OPORTUNISMO POLÍTICO SOBRE AS CINZAS DE ACOPIARA E O VELHO TEATRO DAS PROMESSAS ELEITORAIS
Por Eudasio Menezes
Publicado em 02 de julho de 2026
A recente descoberta de uma monumental fazenda com 290 mil pés de maconha no município de Acopiara, na região Centro-Sul do estado, traz à tona muito mais do que os números impressionantes de uma mega-operação policial. O episódio expôs, de forma nua e crua, as entranhas da nossa segurança pública e, principalmente, o pragmatismo rasteiro que move o tabuleiro político cearense. O que deveria ser tratado como um problema de estado gravíssimo, que aflige a rotina e a paz de toda a população, rapidamente virou munição em um palanque antecipado.
Não há como negar: as investigações da Secretaria da Segurança e da Controladoria Geral de Disciplina (CGD) para apurar uma suposta falha grave ou negligência nos procedimentos de custódia e preservação do local do crime são legítimas e urgentes. Deixar toneladas de entorpecentes e acampamentos de criminosos expostos, sem a devida vigilância, é um erro crasso que exige punição rigorosa. Contudo, o que se viu na sequência foi o início de um teatro previsível.

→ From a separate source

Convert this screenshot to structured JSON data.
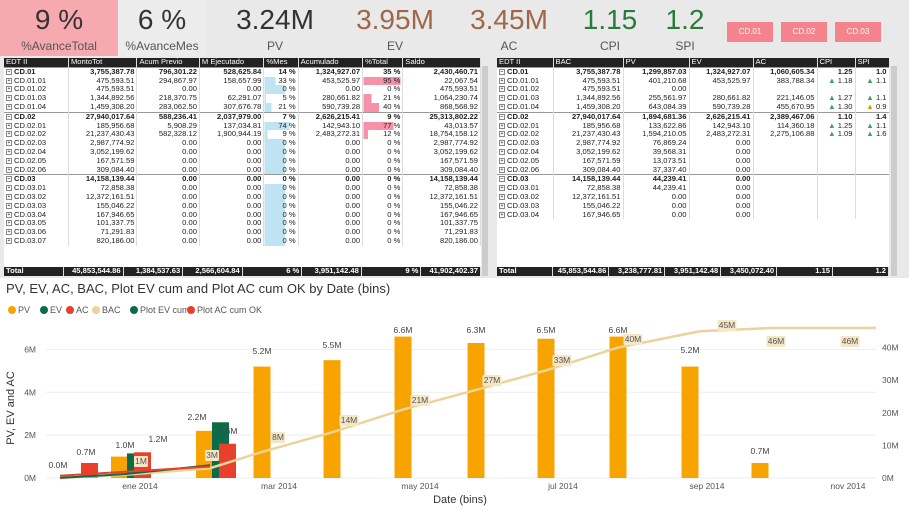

A oposição, liderada por nomes como André Fernandes, Ciro Gomes e Capitão Wagner, apressou-se em capitalizar politicamente o episódio. Em vez de uma postura de cooperação institucional ou de cobrança equilibrada nos canais competentes, o que assistimos foi uma corrida pelas melhores imagens e pelos discursos mais inflamados nas redes sociais. Uma situação séria - que envolve o avanço de facções organizadas como o PCC no interior do estado - foi reduzida a um mero palco de disputa eleitoreira.
O cidadão cearense, que lida diariamente com o medo e a violência, conhece bem essa dinâmica. Fora do período de campanha, o que predomina é um silêncio ensurdecedor dos corredores do poder. Problemas estruturais na polícia, a falta de contingente e o avanço silencioso do crime no interior raramente ganham a devida atenção ou o empenho real de reformas profundas por parte de quem faz as leis ou de quem as executa. Se é por medo ou conivência apenas uma investigação séria - que não acontecerá por comprometimento de muitos - poderia responder a essa questão.
Mas basta o calendário se aproximar do período das convenções e das disputas nas urnas para que o barulho se torne ensurdecedor. De repente, surgem salvadores da pátria de todos os lados. Os palanques se enchem de diagnósticos perfeitos, acusações mútuas e promessas mirabolantes. A grande e amarga ironia é que, quando os holofotes se apagam e as eleições passam, a poeira baixa e a realidade continua exatamente a mesma. Muito barulho é feito, mas ninguém resolve coisa alguma de forma definitiva.
O debate sobre quem teria dado uma suposta contra-ordem para paralisar a destruição imediata da plantação com maquinário pesado serve perfeitamente a esse jogo de empurra. Enquanto a oposição tenta esticar a corda para desgastar a imagem da cúpula da Polícia Civil e do Delegado-Geral Márcio Gutierrez, o governador Elmano de Freitas (PT) precisou agir rápido para estancar a sangria política. Ao ir pessoalmente a Acopiara e ordenar que a polícia permaneça acampada na área até a incineração total, o chefe do Executivo tentou demonstrar autoridade e frear o uso eleitoreiro da crise. O envolvimento indireto das terras da família da ex-vereadora Luiza Rufino (MDB) - que, segundo as investigações preliminares, haviam sido arrendadas de boa-fé para terceiros - apenas acrescenta uma camada de drama local a um enredo que já virou estadual.
Menos palanque, mais ação: A segurança pública do Ceará não pode continuar sendo tratada como um joguete de conveniência política. O avanço do tráfico de drogas exige inteligência, investimentos contínuos e o fortalecimento das instituições, longe do oportunismo das redes sociais e das conveniências partidárias. Enquanto a população cearense continuar servindo de plateia para debates que buscam apenas o voto e não a solução, episódios como o de Acopiara continuarão se repetindo - mudando apenas o município e os personagens do próximo vídeo de campanha. O povo cearense está cansado do barulho que não resolve nada, apenas causa mais medo e terror a quem já vive aterrorizado, enquanto eles desfilam em carros blindados rodeados de seguranças e muitas vezes sob a autorização e proteção dos grandes lideres que controlam o tamanho e o grau das ações de todos.